EVERY PLACE A PALIMPSEST
by youwillhearmecall
Emma Bolland
‘Nothing defines the specific rootedness of a location – the transformation of a place into a site – more than its being founded on a grave’. Francesco Pellizzi
‘…the snowflakes are dancing on the radio…’. David Peace
Every place is a palimpsest. We tread a forensic trace of memory, leaving a little behind, carrying a little away. The fields where she is lost and taken are invisibly layered with the facts and fictions of my historical gaze. The grave of my parents, seen for the first, and only time, ten years after their death. A contested recollection of a line of men, dark uniforms sweeping and striking the wet meadows of my childhood home, searching for the body of a lost child, my fingers reaching upwards to the calloused grasp of my father’s hand, while the cold rain mists the whole to a surreal shadow of itself, that I see in black and white. My tired eyes walking the seamless / stuttered lines of David’s fiction, wrapped, insomniac, in the last hours of a winter’s night. All these things, and more, lie translucent upon the ground.

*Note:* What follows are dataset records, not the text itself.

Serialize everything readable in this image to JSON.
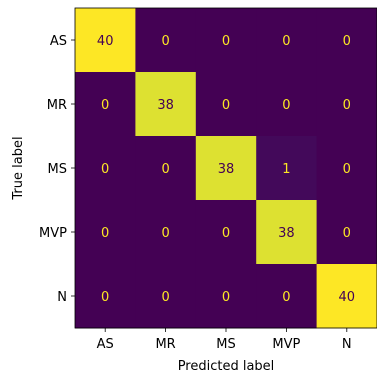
{
  "chart_data": {
    "type": "heatmap",
    "title": "",
    "xlabel": "Predicted label",
    "ylabel": "True label",
    "x_categories": [
      "AS",
      "MR",
      "MS",
      "MVP",
      "N"
    ],
    "y_categories": [
      "AS",
      "MR",
      "MS",
      "MVP",
      "N"
    ],
    "values": [
      [
        40,
        0,
        0,
        0,
        0
      ],
      [
        0,
        38,
        0,
        0,
        0
      ],
      [
        0,
        0,
        38,
        1,
        0
      ],
      [
        0,
        0,
        0,
        38,
        0
      ],
      [
        0,
        0,
        0,
        0,
        40
      ]
    ],
    "colormap": "viridis",
    "vmin": 0,
    "vmax": 40,
    "colors": {
      "low": "#440154",
      "high": "#fde725",
      "text_on_low": "#fde725",
      "text_on_high": "#440154"
    }
  }
}
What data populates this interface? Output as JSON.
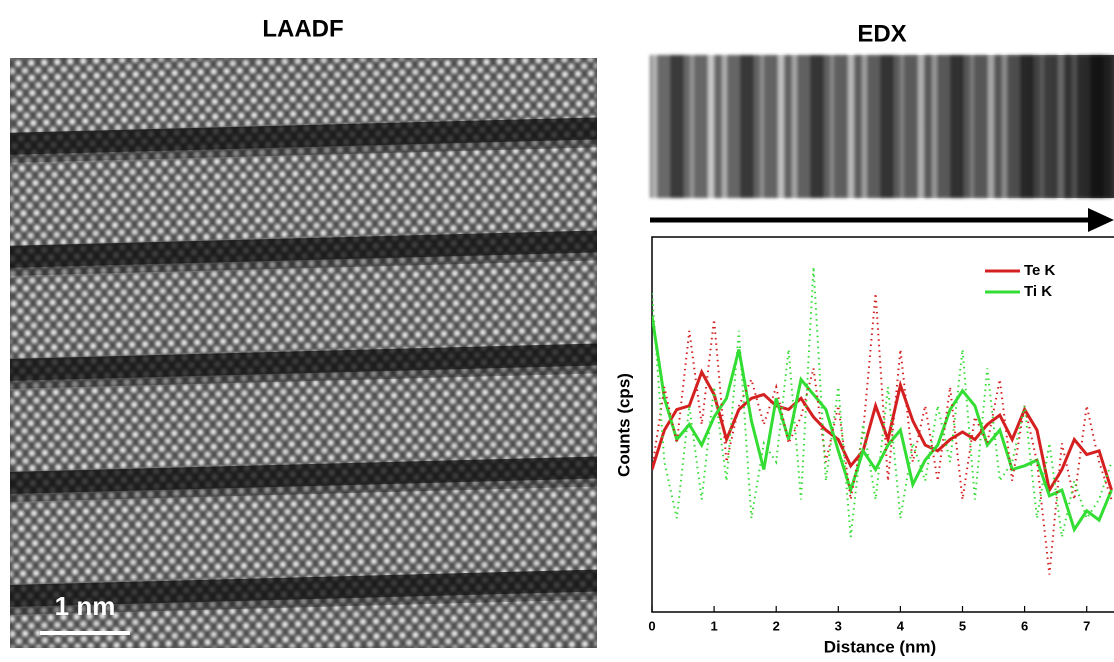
{
  "panels": {
    "left_title": "LAADF",
    "scale_bar": "1 nm",
    "right_title": "EDX"
  },
  "chart_data": {
    "type": "line",
    "xlabel": "Distance (nm)",
    "ylabel": "Counts (cps)",
    "x": [
      0,
      0.2,
      0.4,
      0.6,
      0.8,
      1.0,
      1.2,
      1.4,
      1.6,
      1.8,
      2.0,
      2.2,
      2.4,
      2.6,
      2.8,
      3.0,
      3.2,
      3.4,
      3.6,
      3.8,
      4.0,
      4.2,
      4.4,
      4.6,
      4.8,
      5.0,
      5.2,
      5.4,
      5.6,
      5.8,
      6.0,
      6.2,
      6.4,
      6.6,
      6.8,
      7.0,
      7.2,
      7.4
    ],
    "xlim": [
      0,
      7.45
    ],
    "xticks": [
      0,
      1,
      2,
      3,
      4,
      5,
      6,
      7
    ],
    "ylim": [
      0,
      100
    ],
    "legend": "upper right",
    "series": [
      {
        "name": "Te K",
        "color": "#d42020",
        "values": [
          38,
          48.5,
          54,
          55,
          64,
          58,
          46,
          54,
          57,
          58,
          55,
          54,
          57,
          52,
          48.5,
          46,
          39,
          43,
          55,
          46,
          60.5,
          51,
          44.5,
          43,
          46,
          48,
          46,
          50,
          52.5,
          46,
          54,
          48.5,
          32.5,
          38,
          46,
          42,
          43,
          32.5
        ]
      },
      {
        "name": "Ti K",
        "color": "#33dd33",
        "values": [
          79,
          57,
          46,
          50,
          44.5,
          52,
          57,
          70,
          51,
          38,
          57,
          46,
          62,
          58,
          54,
          43,
          32.5,
          43,
          38,
          44.5,
          48.5,
          34,
          40.5,
          44.5,
          54,
          59,
          55,
          44.5,
          48.5,
          38,
          39,
          40.5,
          31,
          32.5,
          22,
          27,
          24.5,
          32.5
        ]
      },
      {
        "color": "#d42020",
        "dotted": true,
        "values": [
          38,
          60,
          45,
          75,
          50,
          78,
          40,
          55,
          62,
          50,
          60,
          45,
          52,
          65,
          40,
          55,
          30,
          48,
          85,
          35,
          70,
          40,
          55,
          35,
          60,
          30,
          52,
          45,
          62,
          35,
          55,
          40,
          10,
          45,
          30,
          55,
          40,
          30
        ]
      },
      {
        "color": "#33dd33",
        "dotted": true,
        "values": [
          85,
          40,
          25,
          55,
          30,
          60,
          35,
          75,
          25,
          45,
          40,
          70,
          30,
          92,
          35,
          60,
          20,
          50,
          30,
          60,
          25,
          45,
          35,
          55,
          40,
          70,
          30,
          65,
          35,
          40,
          55,
          25,
          45,
          20,
          35,
          25,
          30,
          40
        ]
      }
    ]
  }
}
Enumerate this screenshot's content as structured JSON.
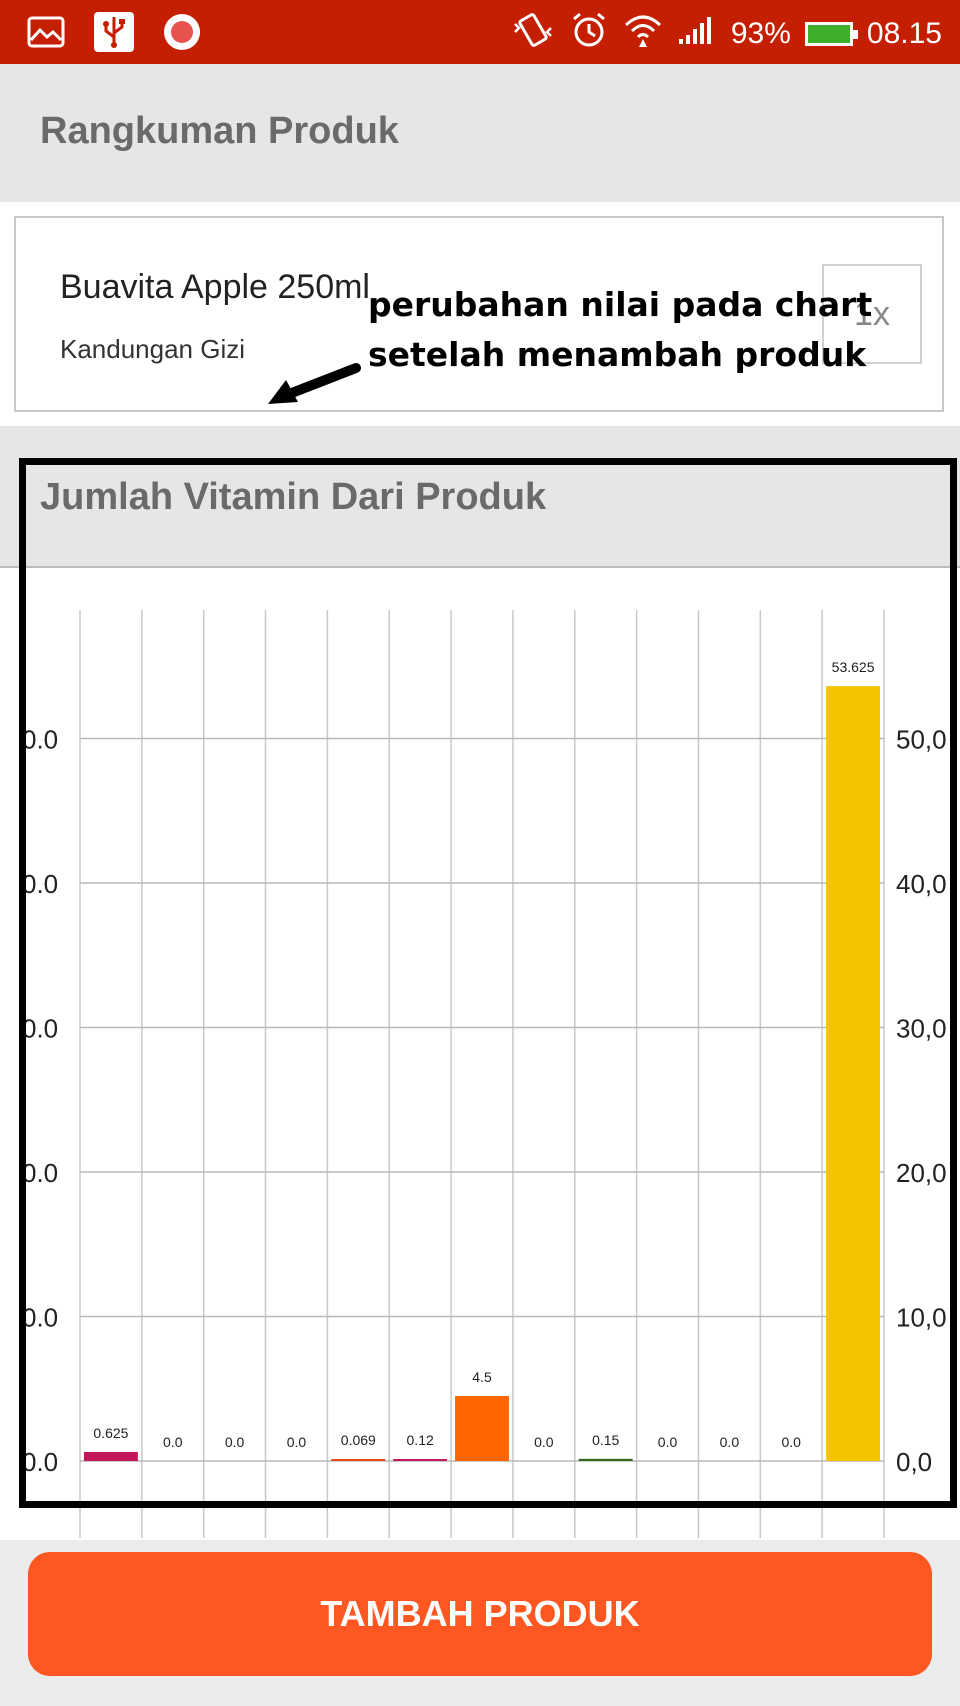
{
  "status_bar": {
    "battery": "93%",
    "time": "08.15"
  },
  "summary": {
    "title": "Rangkuman Produk"
  },
  "product": {
    "name": "Buavita Apple 250ml",
    "subtitle": "Kandungan Gizi",
    "quantity": "1x"
  },
  "annotation": {
    "line1": "perubahan nilai pada chart",
    "line2": "setelah menambah produk"
  },
  "chart_section": {
    "title": "Jumlah Vitamin Dari Produk"
  },
  "chart_data": {
    "type": "bar",
    "title": "Jumlah Vitamin Dari Produk",
    "values": [
      0.625,
      0.0,
      0.0,
      0.0,
      0.069,
      0.12,
      4.5,
      0.0,
      0.15,
      0.0,
      0.0,
      0.0,
      53.625
    ],
    "value_labels": [
      "0.625",
      "0.0",
      "0.0",
      "0.0",
      "0.069",
      "0.12",
      "4.5",
      "0.0",
      "0.15",
      "0.0",
      "0.0",
      "0.0",
      "53.625"
    ],
    "colors": [
      "#c2185b",
      "#cccccc",
      "#cccccc",
      "#cccccc",
      "#e64a19",
      "#c2185b",
      "#ff6600",
      "#cccccc",
      "#33691e",
      "#cccccc",
      "#cccccc",
      "#cccccc",
      "#f4c400"
    ],
    "ylim": [
      0,
      60
    ],
    "left_ticks": [
      "0.0",
      "0.0",
      "0.0",
      "0.0",
      "0.0",
      "0.0"
    ],
    "right_ticks": [
      "0,0",
      "10,0",
      "20,0",
      "30,0",
      "40,0",
      "50,0"
    ],
    "grid": true
  },
  "button": {
    "label": "TAMBAH PRODUK"
  }
}
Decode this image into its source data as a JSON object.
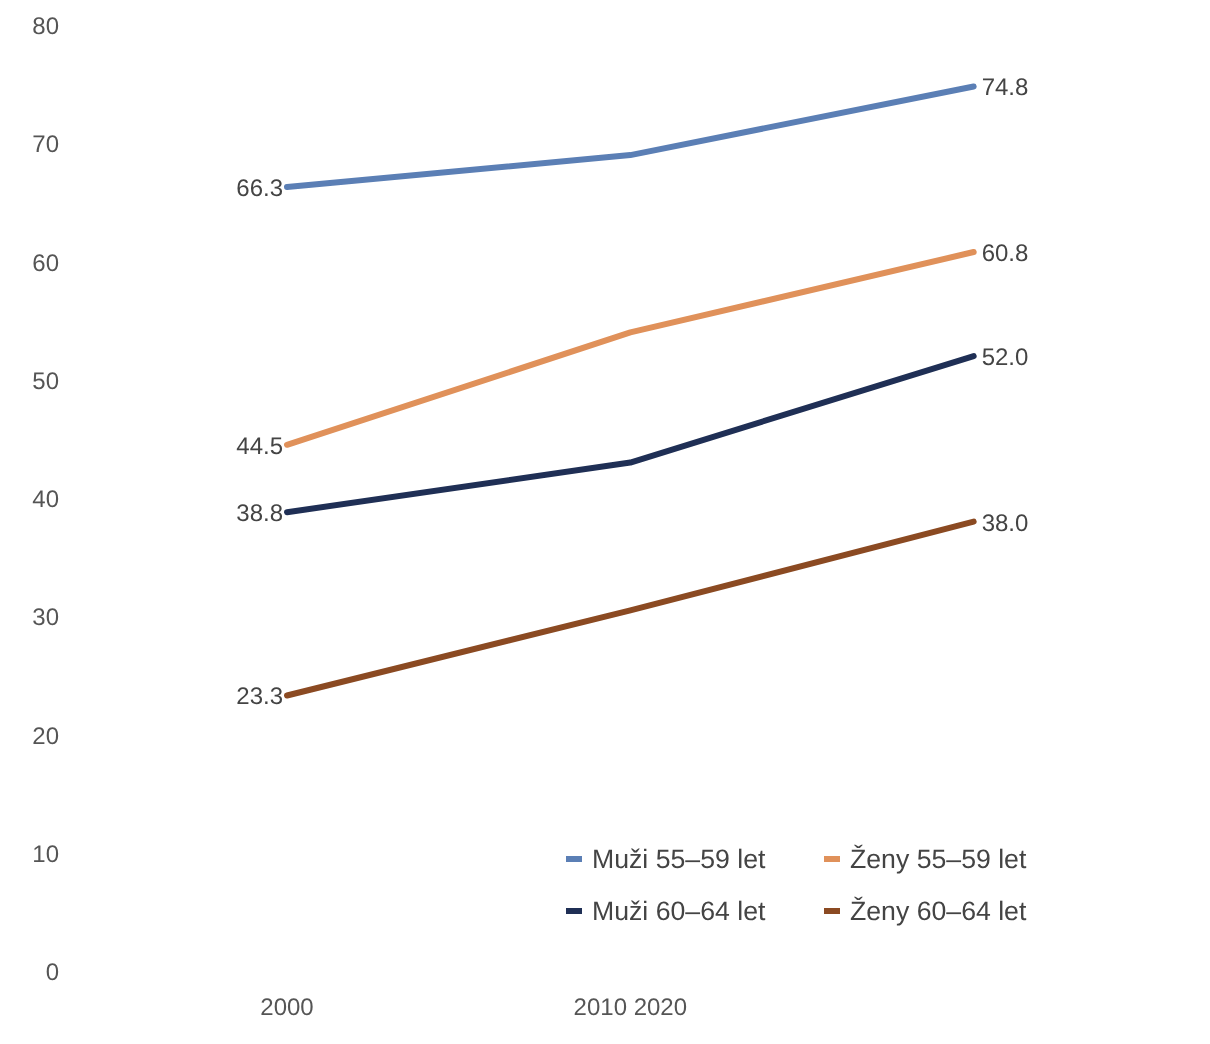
{
  "chart_data": {
    "type": "line",
    "categories": [
      "2000",
      "2010 2020",
      null
    ],
    "ylim": [
      0,
      80
    ],
    "yticks": [
      0,
      10,
      20,
      30,
      40,
      50,
      60,
      70,
      80
    ],
    "legend": "bottom",
    "series": [
      {
        "name": "Muži 55–59 let",
        "color": "#5b7fb5",
        "values": [
          66.3,
          69,
          74.8
        ],
        "value_labels": [
          "66.3",
          null,
          "74.8"
        ]
      },
      {
        "name": "Muži 60–64 let",
        "color": "#1f2f55",
        "values": [
          38.8,
          43,
          52.0
        ],
        "value_labels": [
          "38.8",
          null,
          "52.0"
        ]
      },
      {
        "name": "Ženy 55–59 let",
        "color": "#e0915a",
        "values": [
          44.5,
          54,
          60.8
        ],
        "value_labels": [
          "44.5",
          null,
          "60.8"
        ]
      },
      {
        "name": "Ženy 60–64 let",
        "color": "#8b4a22",
        "values": [
          23.3,
          30.5,
          38.0
        ],
        "value_labels": [
          "23.3",
          null,
          "38.0"
        ]
      }
    ]
  }
}
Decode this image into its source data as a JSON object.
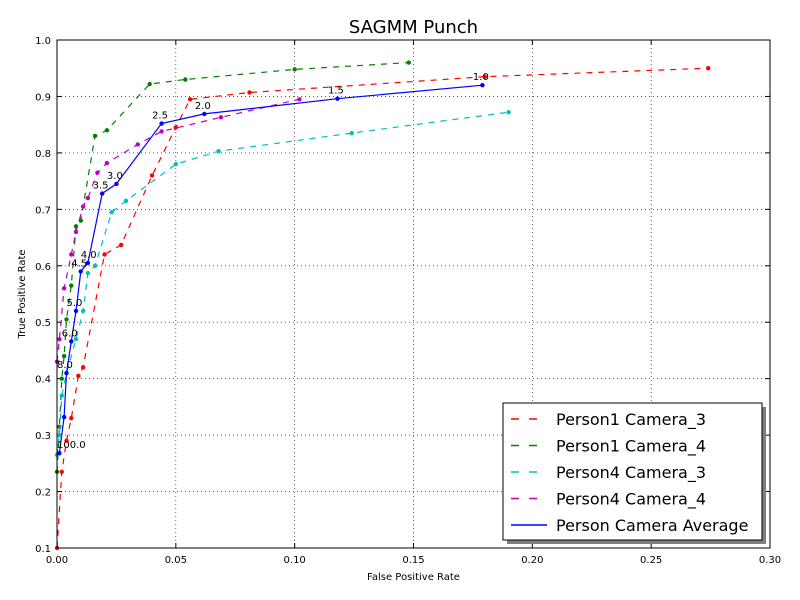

The flat anonymity of this space bears no mark of the obscenities enacted upon it. A blank canvas: receiving and erasing the banal and dreadful brushstrokes of his deeds. Judit pauses, pulling her coat around her, and reminds me of the statement made by Beuys that “everyone is an artist”, and Metzger’s questioning reply – “ Himmler auch?”, and moments later, as we stand in the cold light we ask ourselves, was it Metzger? Was it Beuys? Have we remembered aright?
Amongst so much nothingness, we need a forensic gaze to find a beauty, to find a place where her soul can soar. In Judit’s words, “we need to pay attention to the things we do not know”. We look closely at the ground, we lose ourselves in the infinite singularity of the endless grass; the blades and the black luck of the clovers already stellar, already anticipating the labours of my pencil, the labours of my pen; until, in a wrenching invagination of the heart, the earth becomes the sky. Milky way. You will hear me call.
This really evoked a feeling of treading through the interstices between the material world, memory and imagination. The images are exquisite.
With pen and ink skills like that, you can do my next tatoo
You have certainly found beauty – I love the clover drawing especially, and your words are quite haunting.
Beautiful, deep, disturbing
Loved this – very evocative. It reminded me of Death Cab For Cutie’s song ‘I Will Follow You Into The Dark’. Apologies if that’s a rather lowbrow reaction. Please forgive a plug, but it also reminded me of a morning/memorial walk I wrote up a few months ago: http://lukebennett13.wordpress.com/2012/04/21/what-are-hilltops-for-a-short-walk-with-michel-de-certeau-to-the-land-beyond-pavements/
Hi Luke – I might have replied already… but it seems to have disappeared so perhaps I didn’t. The plug is perfectly acceptable. More! Interesting piece. ‘Lowbrow’ also most welcome, Contexts should be textured, not refined. Sorry to have missed the Occursus event on Friday, & I’m sure we will bump into each other at some point. Emma
Hi Emma – I thought you had too. No matter. Maybe we are both thinking of your reply tweet? I have a guest post coming up on my blog soon in similar tone to this of yours – a friend writing evocatively about the committal of her mother’s ashes to a stream in Snowdonia. An uplifting swirl of memories, materialities and a meandering river. I’m just waiting on the pics she took on her journey there…
‘We tread a forensic trace of memory, leaving a little behind, carrying a little away…’ Place itself altered by memory, and memory altered by the (renewed) contact we make with (a half-remembered) place. I think of places unvisited for years and which (due to obligations of work, family, etc) are brought back into one’s route/routine, into the ‘familiar’; the surprise at finding that these places have persisted without you (albeit altered) and how much they are still part of you. The rush of ‘contested recollections’ as you mark out the ‘known’ in the landscape and try to see (and think) beyond the known (to paraphrase Judit).
Hope I’m not simply mapping my own ideas onto the words and images. There’s a real, unforced intensity and urgency to the work (and beauty, too). Looking forward to seeing this develop.
Very helpful Brian. Be good to have a proper discussion about this sometime. Emma
I have always been drawn to the notion of places as palimpsests of memory – layers accreted over the years and polished by time to leave a patina. The secret is to know how to read them. Love the clover drawing.